Le RGPD a habitué les entreprises à une réglementation qui vise le traitement des données. Le Cyber Resilience Act vise autre chose : le produit lui-même, sa conception, la durée pendant laquelle il sera mis à jour, et la façon dont ses failles sont annoncées. Voici ce que le texte dit exactement, échéance par échéance.

16 min de lecture Textes vérifiés le 1 août 2026

Une entreprise qui vend un thermostat connecté, un routeur, un système d’alarme ou un simple logiciel installé chez ses clients a longtemps pu traiter la cybersécurité comme une affaire de diligence commerciale : un argument de vente, éventuellement une clause de contrat. Des exigences existaient, mais elles étaient sectorielles et dispersées. Le règlement (UE) 2024/2847, connu sous le nom de Cyber Resilience Act, installe un cadre horizontal : il subordonne la mise à disposition d’un produit sur le marché de l’Union au respect des exigences essentielles de son annexe I et, avant la mise sur le marché, à l’accomplissement de la procédure d’évaluation de la conformité, à l’établissement de la déclaration UE de conformité et à l’apposition du marquage CE.1 Des tempéraments existent pour les foires, les démonstrations et les logiciels inachevés diffusés à des fins d’essai, à condition qu’ils portent une marque visible de non-conformité.2

Le déplacement est plus profond qu’il n’en a l’air. Le RGPD encadre le traitement des données à caractère personnel, de leur collecte à leur sécurisation. Le Cyber Resilience Act encadre ce qu’un objet est, avant même qu’une donnée soit traitée. Les objets des deux textes sont distincts, mais leurs champs peuvent se recouvrir, et ils s’appliquent alors cumulativement.

Ce que le règlement appelle un produit

La définition est large, et c’est le premier piège. Un « produit comportant des éléments numériques » est un produit logiciel ou matériel, ainsi que ses solutions de traitement de données à distance, y compris les composants logiciels ou matériels mis sur le marché séparément.3 Trois conséquences se lisent directement dans cette phrase.

D’abord, le logiciel seul peut être un produit. Il n’est pas besoin d’un boîtier : un logiciel autonome entre dans le champ dès lors qu’il est mis à disposition sur le marché dans le cadre d’une activité commerciale et que son utilisation prévue ou raisonnablement prévisible comprend une connexion, directe ou indirecte, logique ou physique, à un dispositif ou à un réseau.4

Ensuite, un composant peut être un produit pour lui-même. Une bibliothèque, un module ou une carte mis sur le marché séparément constituent un produit distinct, sous réserve des mêmes conditions de champ et des exclusions du règlement.
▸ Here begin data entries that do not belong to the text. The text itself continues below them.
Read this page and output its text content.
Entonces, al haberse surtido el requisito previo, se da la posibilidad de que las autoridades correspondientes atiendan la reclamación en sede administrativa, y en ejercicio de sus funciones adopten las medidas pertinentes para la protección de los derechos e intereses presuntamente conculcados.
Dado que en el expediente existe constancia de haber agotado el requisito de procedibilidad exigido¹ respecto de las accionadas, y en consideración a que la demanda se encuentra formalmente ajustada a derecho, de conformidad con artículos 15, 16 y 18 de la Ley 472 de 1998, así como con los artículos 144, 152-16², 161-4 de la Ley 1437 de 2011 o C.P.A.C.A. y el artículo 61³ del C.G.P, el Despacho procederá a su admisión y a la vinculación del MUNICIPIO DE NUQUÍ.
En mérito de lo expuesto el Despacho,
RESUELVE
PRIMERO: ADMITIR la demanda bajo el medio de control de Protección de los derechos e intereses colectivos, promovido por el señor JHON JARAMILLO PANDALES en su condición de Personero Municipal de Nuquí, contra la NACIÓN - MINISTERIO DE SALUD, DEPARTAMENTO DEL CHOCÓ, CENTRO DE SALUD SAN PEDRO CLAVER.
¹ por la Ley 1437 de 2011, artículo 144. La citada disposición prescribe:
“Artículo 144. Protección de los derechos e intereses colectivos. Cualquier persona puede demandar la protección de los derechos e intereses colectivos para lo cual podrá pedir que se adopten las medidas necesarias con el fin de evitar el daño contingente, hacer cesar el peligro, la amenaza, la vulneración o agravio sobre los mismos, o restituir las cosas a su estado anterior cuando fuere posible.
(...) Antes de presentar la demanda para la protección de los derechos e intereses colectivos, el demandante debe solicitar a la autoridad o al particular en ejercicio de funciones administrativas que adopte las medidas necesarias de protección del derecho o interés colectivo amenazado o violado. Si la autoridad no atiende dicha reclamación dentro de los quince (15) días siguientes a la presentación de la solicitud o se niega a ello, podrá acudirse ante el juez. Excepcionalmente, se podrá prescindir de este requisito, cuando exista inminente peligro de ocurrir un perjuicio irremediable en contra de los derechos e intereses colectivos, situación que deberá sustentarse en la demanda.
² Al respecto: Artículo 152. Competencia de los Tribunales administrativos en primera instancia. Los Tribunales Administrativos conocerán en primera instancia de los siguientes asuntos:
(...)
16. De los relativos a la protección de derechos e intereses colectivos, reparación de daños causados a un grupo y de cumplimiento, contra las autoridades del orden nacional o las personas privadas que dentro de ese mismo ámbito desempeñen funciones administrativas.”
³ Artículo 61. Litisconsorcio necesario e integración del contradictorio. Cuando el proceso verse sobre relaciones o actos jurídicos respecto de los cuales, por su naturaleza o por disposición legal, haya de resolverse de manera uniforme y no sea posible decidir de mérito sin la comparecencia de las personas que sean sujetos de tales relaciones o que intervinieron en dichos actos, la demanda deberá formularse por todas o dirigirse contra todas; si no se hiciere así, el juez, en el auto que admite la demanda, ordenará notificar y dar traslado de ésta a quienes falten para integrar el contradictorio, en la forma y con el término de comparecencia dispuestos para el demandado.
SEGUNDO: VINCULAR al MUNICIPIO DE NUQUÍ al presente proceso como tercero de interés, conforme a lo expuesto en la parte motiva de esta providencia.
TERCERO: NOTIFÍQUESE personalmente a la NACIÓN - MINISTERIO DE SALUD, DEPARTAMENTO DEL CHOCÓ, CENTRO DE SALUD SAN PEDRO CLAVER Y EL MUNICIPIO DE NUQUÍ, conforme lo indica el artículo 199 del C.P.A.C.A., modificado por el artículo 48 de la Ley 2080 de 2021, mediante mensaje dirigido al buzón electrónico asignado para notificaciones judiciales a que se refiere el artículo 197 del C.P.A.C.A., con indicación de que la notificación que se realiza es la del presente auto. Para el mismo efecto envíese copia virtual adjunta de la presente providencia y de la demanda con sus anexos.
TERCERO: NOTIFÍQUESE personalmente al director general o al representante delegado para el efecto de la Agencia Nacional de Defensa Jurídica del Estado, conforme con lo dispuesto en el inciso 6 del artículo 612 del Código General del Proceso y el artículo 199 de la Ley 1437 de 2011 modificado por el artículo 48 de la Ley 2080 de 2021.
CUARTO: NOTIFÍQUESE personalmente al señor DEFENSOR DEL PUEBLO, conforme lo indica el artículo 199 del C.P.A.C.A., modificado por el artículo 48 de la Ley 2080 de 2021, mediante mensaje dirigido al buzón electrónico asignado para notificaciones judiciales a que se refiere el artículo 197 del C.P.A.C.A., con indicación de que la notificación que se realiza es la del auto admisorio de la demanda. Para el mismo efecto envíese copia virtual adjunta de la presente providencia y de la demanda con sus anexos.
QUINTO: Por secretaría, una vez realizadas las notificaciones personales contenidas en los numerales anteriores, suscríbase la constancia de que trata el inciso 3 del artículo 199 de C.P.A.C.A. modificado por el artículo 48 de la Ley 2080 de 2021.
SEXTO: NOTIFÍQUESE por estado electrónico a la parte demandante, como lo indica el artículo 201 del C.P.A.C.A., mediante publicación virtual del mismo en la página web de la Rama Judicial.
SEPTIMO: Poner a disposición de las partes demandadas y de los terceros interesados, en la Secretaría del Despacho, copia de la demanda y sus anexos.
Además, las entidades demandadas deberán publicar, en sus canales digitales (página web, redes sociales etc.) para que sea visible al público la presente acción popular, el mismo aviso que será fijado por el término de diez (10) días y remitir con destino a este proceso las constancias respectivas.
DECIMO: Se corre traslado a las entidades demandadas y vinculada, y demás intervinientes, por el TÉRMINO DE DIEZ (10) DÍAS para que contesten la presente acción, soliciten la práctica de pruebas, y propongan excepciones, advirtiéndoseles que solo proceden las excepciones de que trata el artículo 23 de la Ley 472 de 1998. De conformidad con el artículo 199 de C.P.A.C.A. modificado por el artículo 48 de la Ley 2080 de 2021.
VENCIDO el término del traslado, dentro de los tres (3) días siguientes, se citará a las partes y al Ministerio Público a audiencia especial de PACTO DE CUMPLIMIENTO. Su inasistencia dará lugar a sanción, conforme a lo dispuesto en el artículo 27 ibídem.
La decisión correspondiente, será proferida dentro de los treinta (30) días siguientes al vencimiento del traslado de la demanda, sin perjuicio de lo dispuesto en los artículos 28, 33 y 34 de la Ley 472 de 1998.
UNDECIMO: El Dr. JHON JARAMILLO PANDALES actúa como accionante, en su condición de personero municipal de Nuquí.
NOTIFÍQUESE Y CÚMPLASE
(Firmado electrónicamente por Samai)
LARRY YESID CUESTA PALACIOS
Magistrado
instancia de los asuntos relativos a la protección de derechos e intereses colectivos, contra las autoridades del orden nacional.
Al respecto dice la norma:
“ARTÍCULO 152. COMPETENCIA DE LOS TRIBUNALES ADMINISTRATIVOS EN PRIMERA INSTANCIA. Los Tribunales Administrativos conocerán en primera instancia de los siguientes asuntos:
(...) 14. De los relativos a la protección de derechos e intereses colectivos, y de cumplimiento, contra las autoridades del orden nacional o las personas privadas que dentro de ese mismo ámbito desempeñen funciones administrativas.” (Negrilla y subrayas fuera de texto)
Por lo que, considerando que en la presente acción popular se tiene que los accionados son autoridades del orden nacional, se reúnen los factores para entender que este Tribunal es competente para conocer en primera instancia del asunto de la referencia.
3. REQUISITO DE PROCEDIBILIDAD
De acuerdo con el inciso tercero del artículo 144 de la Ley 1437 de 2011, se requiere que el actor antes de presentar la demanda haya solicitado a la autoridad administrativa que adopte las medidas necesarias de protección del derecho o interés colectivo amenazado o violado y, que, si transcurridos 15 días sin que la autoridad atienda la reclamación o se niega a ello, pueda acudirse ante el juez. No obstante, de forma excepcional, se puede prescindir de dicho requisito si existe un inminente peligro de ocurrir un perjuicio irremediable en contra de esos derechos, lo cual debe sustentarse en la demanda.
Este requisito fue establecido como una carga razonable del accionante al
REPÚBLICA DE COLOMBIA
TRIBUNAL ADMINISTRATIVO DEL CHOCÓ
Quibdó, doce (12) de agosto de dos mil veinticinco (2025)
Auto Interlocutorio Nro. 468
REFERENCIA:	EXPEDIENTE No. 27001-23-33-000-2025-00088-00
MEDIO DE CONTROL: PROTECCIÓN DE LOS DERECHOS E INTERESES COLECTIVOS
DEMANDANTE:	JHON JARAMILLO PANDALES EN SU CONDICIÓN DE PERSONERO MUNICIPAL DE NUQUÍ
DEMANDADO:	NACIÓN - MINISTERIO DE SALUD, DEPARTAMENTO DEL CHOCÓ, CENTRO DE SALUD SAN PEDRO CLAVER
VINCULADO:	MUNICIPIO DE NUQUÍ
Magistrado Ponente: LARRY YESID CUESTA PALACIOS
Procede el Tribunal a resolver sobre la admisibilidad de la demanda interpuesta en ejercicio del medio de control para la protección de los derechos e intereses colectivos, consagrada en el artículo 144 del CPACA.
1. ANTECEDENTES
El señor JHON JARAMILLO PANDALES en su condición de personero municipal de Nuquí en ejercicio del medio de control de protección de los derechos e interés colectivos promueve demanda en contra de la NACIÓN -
Enfin, la partie en nuage suit le produit. Une solution de traitement de données à distance n’est visée que si le logiciel est conçu et développé par le fabricant ou sous sa responsabilité, et si son absence empêcherait le produit d’exécuter une de ses fonctions.5

Cette dernière précision règle une question que l’on nous pose souvent, et il vaut la peine de la citer dans les termes du texte plutôt que de la paraphraser. Le considérant 12 énonce que les fonctionnalités en nuage fournies par un fabricant d’appareils domestiques intelligents, qui permettent de commander l’appareil à distance, relèvent du règlement, tandis que les sites internet qui ne supportent pas la fonctionnalité d’un produit comportant des éléments numériques n’en relèvent pas.6 La portée de cette exclusion mérite d’être énoncée exactement : elle ne dépend pas du genre du site, mais du lien fonctionnel. Un site qui ne fait pas fonctionner un produit comportant des éléments numériques n’entre pas, à ce titre, dans le champ du règlement. Les fournisseurs de services d’informatique en nuage, eux, peuvent relever de la directive SRI 2, notamment lorsqu’ils atteignent les seuils rappelés par ce même considérant.7

Le règlement écarte par ailleurs, de manière expresse et catégorielle, les produits auxquels s’appliquent les règlements sur les dispositifs médicaux, sur les diagnostics in vitro et sur la sécurité générale des véhicules à moteur, ainsi que les produits certifiés en matière d’aviation civile.8 D’autres limitations sectorielles peuvent être adoptées par acte délégué, à la condition que les règles sectorielles assurent un niveau de protection identique ou supérieur.9 Sont également hors champ les pièces de rechange fabriquées selon les mêmes spécifications que le composant remplacé, et les produits développés exclusivement à des fins de sécurité nationale ou de défense.10

Le calendrier, et pourquoi la première échéance n’est pas 2027

On lit partout que le Cyber Resilience Act « s’appliquera en 2027 ». C’est vrai de l’essentiel du texte, et faux de ce qui arrivera en premier. L’article 71 fixe une date d’entrée en vigueur et trois dates d’application successives.11

Le règlement est entré en vigueur le vingtième jour suivant sa publication au Journal officiel, intervenue le 20 novembre 2024, soit le 10 décembre 2024.12

Le 11 juin 2026, le chapitre IV, c’est-à-dire les articles 35 à 51, devient applicable. Ce chapitre organise la notification des organismes d’évaluation de la conformité. Il n’impose pas directement d’obligations aux fabricants, mais il met en place le cadre sans lequel les produits qui exigent l’intervention d’un tiers ne pourraient pas être évalués.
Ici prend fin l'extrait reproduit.